Emergency repairs for cracked phones
A US firm is launching an emergency repair service for broken or damaged smartphones in the UK.
Increasingly services are springing up offering quick fixes for the annoyance of cracked screens or broken home buttons.
New entrant, iCracked, is hoping its model of sending technicians to customers, sometimes within an hour, will help it win market share.
But critics questioned what impact it would have.
The firm already operates in 250 US cities and as the name suggests, focuses mainly on iOS devices but also repairs some Samsung models.
The prices it will charge for fixing devices will vary but will average about £57, according to the firm.
"For most people, their phone is an extension of themselves, so when it breaks it can have a huge impact on the way they go about their everyday lives," said founder A J Forsythe.
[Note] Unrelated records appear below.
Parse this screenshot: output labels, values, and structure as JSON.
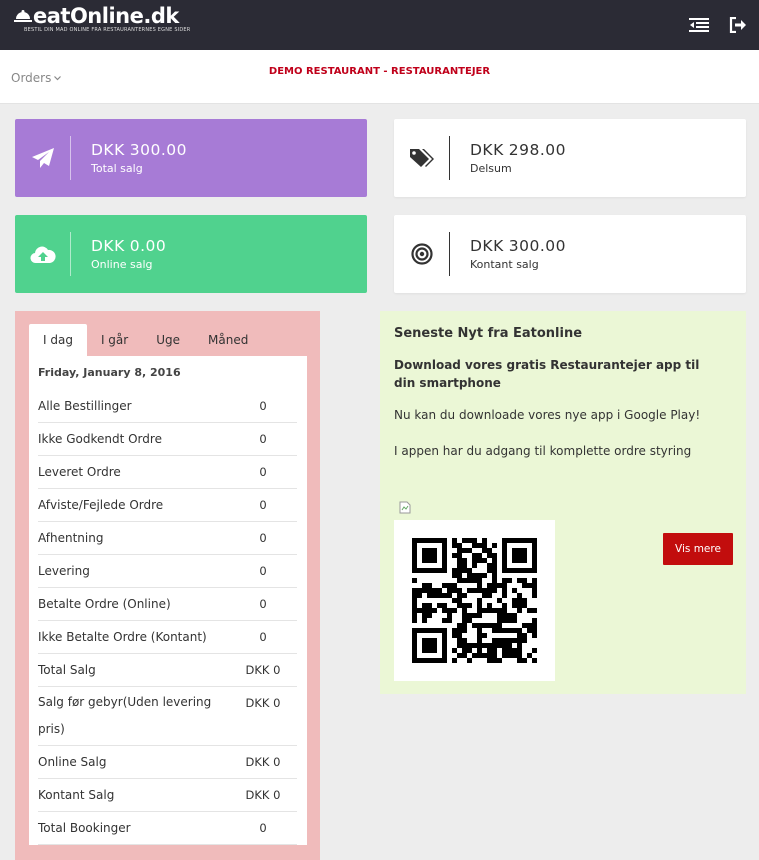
{
  "brand": {
    "logo_text": "eatOnline.dk",
    "tagline": "BESTIL DIN MAD ONLINE FRA RESTAURANTERNES EGNE SIDER"
  },
  "header": {
    "orders_label": "Orders",
    "restaurant": "DEMO RESTAURANT - RESTAURANTEJER",
    "icons": [
      "menu-toggle-icon",
      "logout-icon"
    ]
  },
  "stats": [
    {
      "currency": "DKK",
      "amount": "300.00",
      "label": "Total salg",
      "icon": "paper-plane-icon",
      "color": "#a77bd6"
    },
    {
      "currency": "DKK",
      "amount": "298.00",
      "label": "Delsum",
      "icon": "tags-icon",
      "color": "#ffffff"
    },
    {
      "currency": "DKK",
      "amount": "0.00",
      "label": "Online salg",
      "icon": "cloud-upload-icon",
      "color": "#50d28e"
    },
    {
      "currency": "DKK",
      "amount": "300.00",
      "label": "Kontant salg",
      "icon": "bullseye-icon",
      "color": "#ffffff"
    }
  ],
  "report": {
    "tabs": [
      "I dag",
      "I går",
      "Uge",
      "Måned"
    ],
    "active_tab": "I dag",
    "date": "Friday, January 8, 2016",
    "rows": [
      {
        "label": "Alle Bestillinger",
        "value": "0"
      },
      {
        "label": "Ikke Godkendt Ordre",
        "value": "0"
      },
      {
        "label": "Leveret Ordre",
        "value": "0"
      },
      {
        "label": "Afviste/Fejlede Ordre",
        "value": "0"
      },
      {
        "label": "Afhentning",
        "value": "0"
      },
      {
        "label": "Levering",
        "value": "0"
      },
      {
        "label": "Betalte Ordre (Online)",
        "value": "0"
      },
      {
        "label": "Ikke Betalte Ordre (Kontant)",
        "value": "0"
      },
      {
        "label": "Total Salg",
        "value": "DKK 0"
      },
      {
        "label": "Salg før gebyr(Uden levering pris)",
        "value": "DKK 0"
      },
      {
        "label": "Online Salg",
        "value": "DKK 0"
      },
      {
        "label": "Kontant Salg",
        "value": "DKK 0"
      },
      {
        "label": "Total Bookinger",
        "value": "0"
      }
    ]
  },
  "news": {
    "title": "Seneste Nyt fra Eatonline",
    "headline": "Download vores gratis Restaurantejer app til din smartphone",
    "p1": "Nu kan du downloade vores nye app i Google Play!",
    "p2": "I appen har du adgang til komplette ordre styring",
    "button": "Vis mere"
  },
  "colors": {
    "topbar": "#2b2b35",
    "accent_red": "#c0001a",
    "report_panel": "#f0bbbb",
    "news_panel": "#ebf7d6"
  }
}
The firm began life in 2010 at a US university where Mr Forsythe was a student.
"I started handing out flyers around campus and people would call me and I'd fix their device," he told the BBC.
Growth came fast and the firm now employs 1,000 technicians across the US.
Its UK launch will initially be focused in London with 30 technicians which it hopes to expand to 100 next year.
Customers can call out a fixer either via the iCracked website or its app. They then arrange a time for them to come to their home, office or local coffee shop to repair the device.
There is a burgeoning industry springing up around smartphone repairs. High street shops offer drop-in services where they can repair phones or tablets in a matter of hours, often more cheaply than iCracked.
Websites such as Quick Fix Mobile also offer repairs within 24 hours, with prices averaging £30 - £50 for a broken screen.
Marketing manager Sean Barber was dismissive of iCracked.
"I'm not sure why these big companies come from the US and make such big news. There are already plenty of others in the UK already offering this service."
He compared iCracked's launch with that of Uber, the lift-sharing service which has proved controversial to the taxi industry.
"I don't think iCracked is going to disrupt the market like Uber did. You still have to book an appointment with a technician and in that time, a customer could have come to a service like ours and had it fixed," he said.
Mr Forsythe admitted that some may question the need for an emergency service for iPhones, but said that demand was there.
"We're seeing hundreds of requests each day and we are expecting London to be one of our busiest cities.
"I wouldn't say that it is limited to a First World problem."
Apple did not wish to comment on the service but on its website it advises customers to contact their carrier or Apple to arrange service for damaged devices. Users can also take broken phones into stores.
There is also a growing trend for do-it-yourself services such as the Restart Project - which gives amateurs advice on how to extend the life of their gadgets.